Son récit commence avec les attentats du marathon de Boston, en avril 2013, et se termine avec ceux de Charlie Hebdo et de l'Hyper Cacher, en janvier 2015, à Paris. Entre les deux, Prune Antoine a côtoyé pendant plusieurs mois Djahar, jeune immigré du Caucase en Allemagne, rencontré sur une plage berlinoise.
Au portrait d'intégration qu'elle envisageait d'écrire au départ se substitue peu à peu un livre, sur le mode du journalisme narratif, nouveau genre littéraire en vogue outre-Rhin, mais aussi aux Etats-Unis. Car l'auteure va assister, médusée, à la radicalisation de ce boxeur de 23 ans, arrivé en Allemagne avec sa famille quelques années plus tôt, après un voyage de quatre jours au fond d'un camion.

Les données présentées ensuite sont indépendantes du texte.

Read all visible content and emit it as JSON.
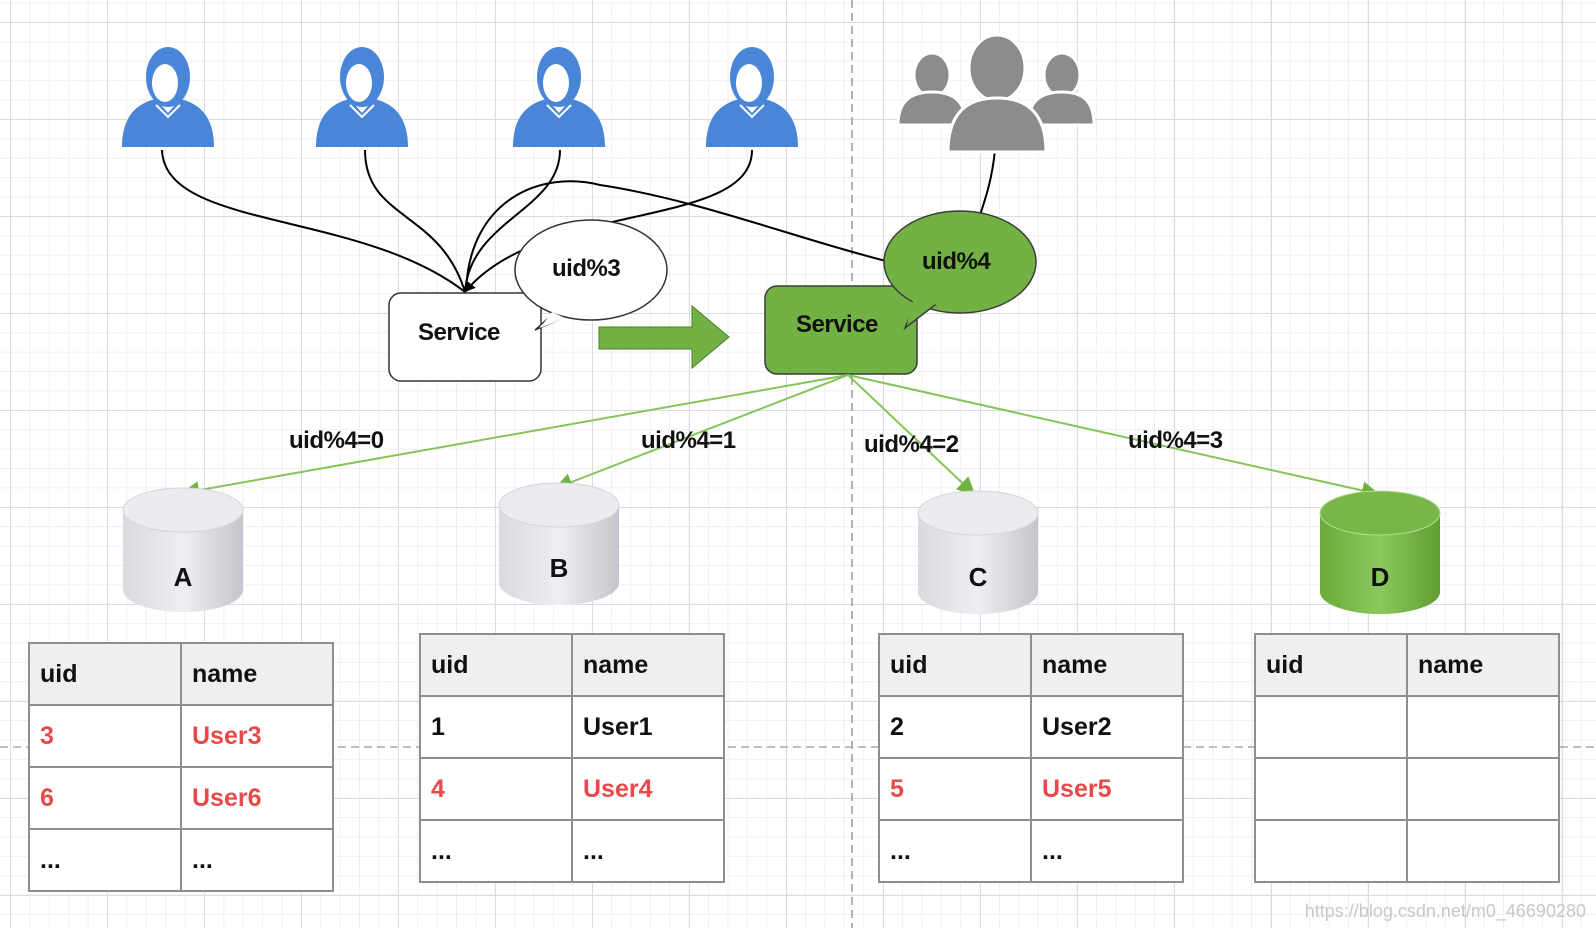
{
  "diagram": {
    "colors": {
      "user_blue": "#4a86d8",
      "group_gray": "#8c8c8c",
      "green": "#72b244",
      "green_line": "#86c45a",
      "red_text": "#e84a4a"
    },
    "users": [
      {
        "icon": "user-icon"
      },
      {
        "icon": "user-icon"
      },
      {
        "icon": "user-icon"
      },
      {
        "icon": "user-icon"
      }
    ],
    "user_group": {
      "icon": "users-group-icon"
    },
    "old_service": {
      "label": "Service",
      "bubble": "uid%3"
    },
    "new_service": {
      "label": "Service",
      "bubble": "uid%4"
    },
    "transition_arrow": {
      "icon": "arrow-right-icon"
    },
    "routes": [
      {
        "label": "uid%4=0",
        "target": "A"
      },
      {
        "label": "uid%4=1",
        "target": "B"
      },
      {
        "label": "uid%4=2",
        "target": "C"
      },
      {
        "label": "uid%4=3",
        "target": "D"
      }
    ],
    "databases": [
      {
        "name": "A",
        "highlight": false
      },
      {
        "name": "B",
        "highlight": false
      },
      {
        "name": "C",
        "highlight": false
      },
      {
        "name": "D",
        "highlight": true
      }
    ],
    "tables": [
      {
        "headers": [
          "uid",
          "name"
        ],
        "rows": [
          {
            "uid": "3",
            "name": "User3",
            "red": true
          },
          {
            "uid": "6",
            "name": "User6",
            "red": true
          },
          {
            "uid": "...",
            "name": "...",
            "red": false
          }
        ]
      },
      {
        "headers": [
          "uid",
          "name"
        ],
        "rows": [
          {
            "uid": "1",
            "name": "User1",
            "red": false
          },
          {
            "uid": "4",
            "name": "User4",
            "red": true
          },
          {
            "uid": "...",
            "name": "...",
            "red": false
          }
        ]
      },
      {
        "headers": [
          "uid",
          "name"
        ],
        "rows": [
          {
            "uid": "2",
            "name": "User2",
            "red": false
          },
          {
            "uid": "5",
            "name": "User5",
            "red": true
          },
          {
            "uid": "...",
            "name": "...",
            "red": false
          }
        ]
      },
      {
        "headers": [
          "uid",
          "name"
        ],
        "rows": [
          {
            "uid": "",
            "name": "",
            "red": false
          },
          {
            "uid": "",
            "name": "",
            "red": false
          },
          {
            "uid": "",
            "name": "",
            "red": false
          }
        ]
      }
    ]
  },
  "watermark": "https://blog.csdn.net/m0_46690280"
}
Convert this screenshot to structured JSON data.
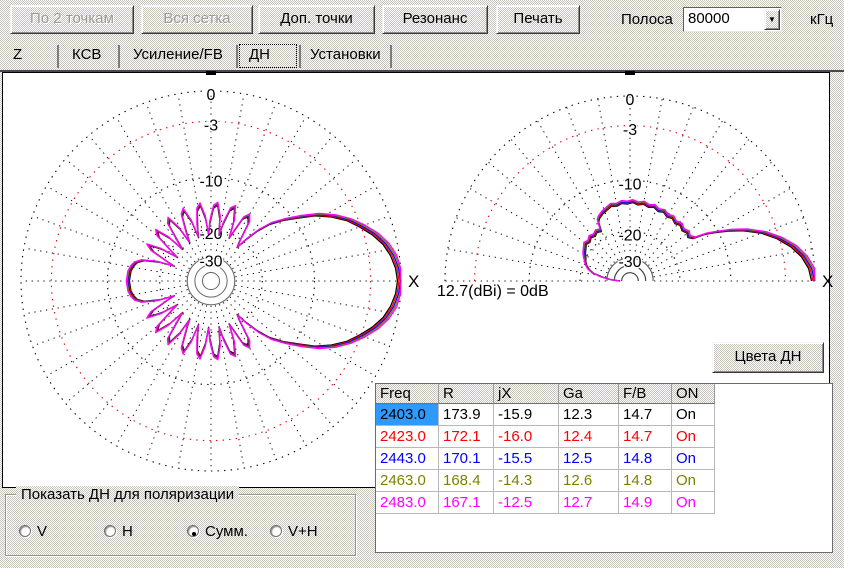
{
  "toolbar": {
    "buttons": [
      {
        "label": "По 2 точкам",
        "enabled": false
      },
      {
        "label": "Вся сетка",
        "enabled": false
      },
      {
        "label": "Доп. точки",
        "enabled": true
      },
      {
        "label": "Резонанс",
        "enabled": true
      },
      {
        "label": "Печать",
        "enabled": true
      }
    ],
    "band": {
      "label": "Полоса",
      "value": "80000",
      "unit": "кГц"
    }
  },
  "tabs": [
    {
      "label": "Z",
      "selected": false
    },
    {
      "label": "КСВ",
      "selected": false
    },
    {
      "label": "Усиление/FB",
      "selected": false
    },
    {
      "label": "ДН",
      "selected": true
    },
    {
      "label": "Установки",
      "selected": false
    }
  ],
  "pattern_view": {
    "ref_label": "12.7(dBi) = 0dB",
    "colors_button_label": "Цвета ДН"
  },
  "chart_data": [
    {
      "type": "polar-line",
      "title": "Azimuth radiation pattern (ДН), dB relative to 12.7 dBi max",
      "full_circle": true,
      "mirror_symmetric": true,
      "x_axis_label": "X",
      "ring_grid": [
        {
          "db": 0,
          "label": "0",
          "color": "#000000",
          "style": "dotted"
        },
        {
          "db": -3,
          "label": "-3",
          "color": "#e00000",
          "style": "dotted"
        },
        {
          "db": -10,
          "label": "-10",
          "color": "#000000",
          "style": "dotted"
        },
        {
          "db": -20,
          "label": "-20",
          "color": "#000000",
          "style": "dotted"
        },
        {
          "db": -30,
          "label": "-30",
          "color": "#666666",
          "style": "solid"
        }
      ],
      "inner_circle_fractions": [
        0.085,
        0.045
      ],
      "db_radius_anchors": [
        [
          0,
          1.0
        ],
        [
          -3,
          0.84
        ],
        [
          -10,
          0.545
        ],
        [
          -20,
          0.27
        ],
        [
          -30,
          0.125
        ],
        [
          -45,
          0.02
        ]
      ],
      "radial_step_deg": 10,
      "series": [
        {
          "name": "2403.0",
          "color": "#000000",
          "db_offset": -0.3
        },
        {
          "name": "2423.0",
          "color": "#ff0000",
          "db_offset": -0.15
        },
        {
          "name": "2443.0",
          "color": "#0000ff",
          "db_offset": 0
        },
        {
          "name": "2463.0",
          "color": "#808000",
          "db_offset": 0.15
        },
        {
          "name": "2483.0",
          "color": "#ff00ff",
          "db_offset": 0.3
        }
      ],
      "points_deg_db": [
        [
          0,
          -0.05
        ],
        [
          4,
          -0.2
        ],
        [
          8,
          -0.55
        ],
        [
          12,
          -1.1
        ],
        [
          16,
          -1.9
        ],
        [
          20,
          -2.9
        ],
        [
          24,
          -4.1
        ],
        [
          28,
          -5.6
        ],
        [
          32,
          -7.3
        ],
        [
          36,
          -9.3
        ],
        [
          40,
          -11.5
        ],
        [
          44,
          -14.0
        ],
        [
          47,
          -16.5
        ],
        [
          50,
          -19.5
        ],
        [
          52,
          -23.0
        ],
        [
          54,
          -21.0
        ],
        [
          57,
          -16.5
        ],
        [
          60,
          -15.3
        ],
        [
          63,
          -16.3
        ],
        [
          65,
          -19.0
        ],
        [
          67,
          -21.5
        ],
        [
          69,
          -17.5
        ],
        [
          72,
          -14.9
        ],
        [
          75,
          -15.6
        ],
        [
          78,
          -18.5
        ],
        [
          80,
          -21.5
        ],
        [
          82,
          -17.5
        ],
        [
          85,
          -15.0
        ],
        [
          88,
          -15.6
        ],
        [
          91,
          -18.5
        ],
        [
          93,
          -21.5
        ],
        [
          95,
          -17.6
        ],
        [
          98,
          -15.0
        ],
        [
          101,
          -15.9
        ],
        [
          104,
          -19.0
        ],
        [
          106,
          -22.0
        ],
        [
          108,
          -17.8
        ],
        [
          111,
          -15.2
        ],
        [
          114,
          -16.1
        ],
        [
          117,
          -19.5
        ],
        [
          119,
          -22.5
        ],
        [
          121,
          -18.0
        ],
        [
          124,
          -15.4
        ],
        [
          127,
          -16.3
        ],
        [
          130,
          -20.0
        ],
        [
          132,
          -23.0
        ],
        [
          134,
          -18.3
        ],
        [
          137,
          -15.6
        ],
        [
          140,
          -16.6
        ],
        [
          143,
          -20.5
        ],
        [
          145,
          -23.5
        ],
        [
          147,
          -18.6
        ],
        [
          150,
          -15.9
        ],
        [
          153,
          -17.2
        ],
        [
          156,
          -21.0
        ],
        [
          158,
          -24.0
        ],
        [
          160,
          -19.0
        ],
        [
          163,
          -16.2
        ],
        [
          166,
          -15.0
        ],
        [
          169,
          -14.5
        ],
        [
          173,
          -14.1
        ],
        [
          180,
          -13.9
        ]
      ]
    },
    {
      "type": "polar-line",
      "title": "Elevation radiation pattern (ДН), dB relative to 12.7 dBi max",
      "full_circle": false,
      "mirror_symmetric": false,
      "x_axis_label": "X",
      "ring_grid": [
        {
          "db": 0,
          "label": "0",
          "color": "#000000",
          "style": "dotted"
        },
        {
          "db": -3,
          "label": "-3",
          "color": "#e00000",
          "style": "dotted"
        },
        {
          "db": -10,
          "label": "-10",
          "color": "#000000",
          "style": "dotted"
        },
        {
          "db": -20,
          "label": "-20",
          "color": "#000000",
          "style": "dotted"
        },
        {
          "db": -30,
          "label": "-30",
          "color": "#555555",
          "style": "solid"
        }
      ],
      "inner_circle_fractions": [
        0.085,
        0.045
      ],
      "db_radius_anchors": [
        [
          0,
          1.0
        ],
        [
          -3,
          0.84
        ],
        [
          -10,
          0.545
        ],
        [
          -20,
          0.27
        ],
        [
          -30,
          0.125
        ],
        [
          -45,
          0.02
        ]
      ],
      "radial_step_deg": 10,
      "series": [
        {
          "name": "2403.0",
          "color": "#000000",
          "db_offset": -0.3
        },
        {
          "name": "2423.0",
          "color": "#ff0000",
          "db_offset": -0.15
        },
        {
          "name": "2443.0",
          "color": "#0000ff",
          "db_offset": 0
        },
        {
          "name": "2463.0",
          "color": "#808000",
          "db_offset": 0.15
        },
        {
          "name": "2483.0",
          "color": "#ff00ff",
          "db_offset": 0.3
        }
      ],
      "points_deg_db": [
        [
          0,
          -0.05
        ],
        [
          4,
          -0.3
        ],
        [
          8,
          -0.9
        ],
        [
          12,
          -1.8
        ],
        [
          16,
          -3.0
        ],
        [
          20,
          -4.7
        ],
        [
          24,
          -6.8
        ],
        [
          27,
          -8.6
        ],
        [
          30,
          -10.6
        ],
        [
          32,
          -12.3
        ],
        [
          34,
          -14.6
        ],
        [
          37,
          -15.3
        ],
        [
          40,
          -14.9
        ],
        [
          44,
          -15.3
        ],
        [
          48,
          -14.8
        ],
        [
          52,
          -15.2
        ],
        [
          56,
          -14.7
        ],
        [
          60,
          -15.0
        ],
        [
          64,
          -14.5
        ],
        [
          68,
          -14.8
        ],
        [
          72,
          -14.3
        ],
        [
          76,
          -14.6
        ],
        [
          80,
          -14.2
        ],
        [
          84,
          -14.5
        ],
        [
          88,
          -14.1
        ],
        [
          92,
          -14.4
        ],
        [
          96,
          -14.2
        ],
        [
          100,
          -14.6
        ],
        [
          104,
          -14.4
        ],
        [
          108,
          -14.9
        ],
        [
          112,
          -15.3
        ],
        [
          116,
          -15.9
        ],
        [
          118,
          -16.4
        ],
        [
          120,
          -18.3
        ],
        [
          124,
          -18.0
        ],
        [
          128,
          -18.4
        ],
        [
          132,
          -18.1
        ],
        [
          136,
          -18.6
        ],
        [
          140,
          -18.3
        ],
        [
          144,
          -18.8
        ],
        [
          148,
          -19.2
        ],
        [
          152,
          -19.7
        ],
        [
          156,
          -20.3
        ],
        [
          160,
          -21.2
        ],
        [
          164,
          -22.5
        ],
        [
          168,
          -24.5
        ],
        [
          172,
          -28.0
        ],
        [
          176,
          -33.0
        ],
        [
          180,
          -40.0
        ]
      ]
    }
  ],
  "table": {
    "headers": [
      "Freq",
      "R",
      "jX",
      "Ga",
      "F/B",
      "ON"
    ],
    "rows": [
      {
        "cells": [
          "2403.0",
          "173.9",
          "-15.9",
          "12.3",
          "14.7",
          "On"
        ],
        "color": "#000000"
      },
      {
        "cells": [
          "2423.0",
          "172.1",
          "-16.0",
          "12.4",
          "14.7",
          "On"
        ],
        "color": "#ff0000"
      },
      {
        "cells": [
          "2443.0",
          "170.1",
          "-15.5",
          "12.5",
          "14.8",
          "On"
        ],
        "color": "#0000ff"
      },
      {
        "cells": [
          "2463.0",
          "168.4",
          "-14.3",
          "12.6",
          "14.8",
          "On"
        ],
        "color": "#808000"
      },
      {
        "cells": [
          "2483.0",
          "167.1",
          "-12.5",
          "12.7",
          "14.9",
          "On"
        ],
        "color": "#ff00ff"
      }
    ],
    "selected_cell": {
      "row": 0,
      "col": 0,
      "bg": "#2e9aff"
    }
  },
  "polarization": {
    "title": "Показать ДН для поляризации",
    "options": [
      {
        "label": "V",
        "selected": false
      },
      {
        "label": "H",
        "selected": false
      },
      {
        "label": "Сумм.",
        "selected": true
      },
      {
        "label": "V+H",
        "selected": false
      }
    ]
  }
}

"Comme les frères Tsarnaev"
La Fille et le Moudjahidine, paru en juin 2015 aux éditions Carnets Nords, fait écho au parcours de ces milliers de jeunes Européens tentés par le "one-way ticket trip", le voyage sans retour en Syrie, pour rejoindre les rangs de l'Etat islamique. Dans ce dialogue à bâtons rompus entre une féministe et un candidat au jihad, Prune Antoine raconte ce basculement et le fil ténu qui sépare les deux mondes.
Certes, Djahar lui parle d'emblée des frères Tsarnaev lorsqu'il la rencontre par un jour de grande chaleur, alors qu'elle vient de remettre le haut de son bikini pour aller lui parler.
"– Salut, je vous écoute depuis un moment. Vous parlez russe, non ? Ou turc ? Tu viens d'où ?, lui demandé-je sans détour en allemand.
– Du Caucase nord. Comme les frères Tsarnaev", répond-il du tac au tac.
Le type a un débit de kalachnikov, je reste muette, un peu surprise. Je n'ai pas compris ce qu'il a dit.
– "Les Brüder (frères) Tsarnaev. Les deux terroristes de l'attentat de Boston, répète-t-il.
– Ah oui, je me souviens, ceux qui ont posé des bombes lors du marathon ?
– C'est ça."
"Jihad", "charia", "niqab"
Pour autant, Djahar se montre ouvert et apprécie la franchise de son interlocutrice. "Ce qui nous a réunis, c'est le fait d'être tous les deux étrangers dans ce pays qu'est l'Allemagne", explique l'auteure à francetv info. Mais, peu à peu, les discussions tournent parfois au vinaigre. Djahar, qui se révèle être "musulman salafiste", évolue dans son discours, se mettant à parler de "jihad", de "charia", de "niqab"... Il passe des heures sur les réseaux sociaux à regarder des vidéos de "combattants tchétchènes, barbus et en uniforme". Aux paysages enneigés du Caucase succèdent les images arides du désert irakien ou syrien. Daech fait son apparition dans l'univers de Djahar.
Un jour de septembre 2014, le jeune caïd donne rendez-vous à la journaliste dans un square et lui montre, non sans une certaine excitation, une vidéo de la décapitation de l'Américain James Foley.
– "Pourquoi tu regardes cette merde ? Tu es en contact avec des gens de l'Etat islamique, maintenant ?
– Oui. Je ne sais pas ce que je vais faire s'ils me proposent de partir..."
(...) Je n'en crois pas mes oreilles.
– Ne me dis pas que tu veux partir en Syrie ?
– Tout bon musulman se doit de rejoindre la "Terre promise".
L'intention du jihad punissable en Allemagne
En Allemagne, contrairement à la France, l'intention du jihad est punissable par la loi. Prune Antoine a donc protégé l'identité du jeune homme, déjà dans le collimateur de la police pour ses multiples trafics. Ils ne communiquent qu'avec la messagerie WhatsApp, jamais par téléphone.
Lorsqu'elle le revoit quelques semaines plus tard, Djahar s'est laissé pousser la barbe. Mais il lui annonce finalement qu'il va se marier. Sa mère, la seule en mesure de le retenir en Allemagne, a organisé des noces avec une cousine du Caucase. L'auteure du livre respire. Le félicite. Le livre s'achève sur cette dernière rencontre, dans un café branché de Berlin. Quelques jours après, les frères Kouachi et Amedy Coulibaly tuent 20 personnes en France, dont huit collaborateurs de Charlie Hebdo.
A ce jour, Djahar n'a toujours pas pris le chemin de la Syrie. "Quand je l'ai revu en mai, il avait rasé sa barbe, son mariage était annulé et il s'était acheté une Porsche Cayenne", raconte Prune Antoine. A-t-il renoncé pour autant à son projet ? "J'attends le bon moment", lui a-t-il simplement répondu.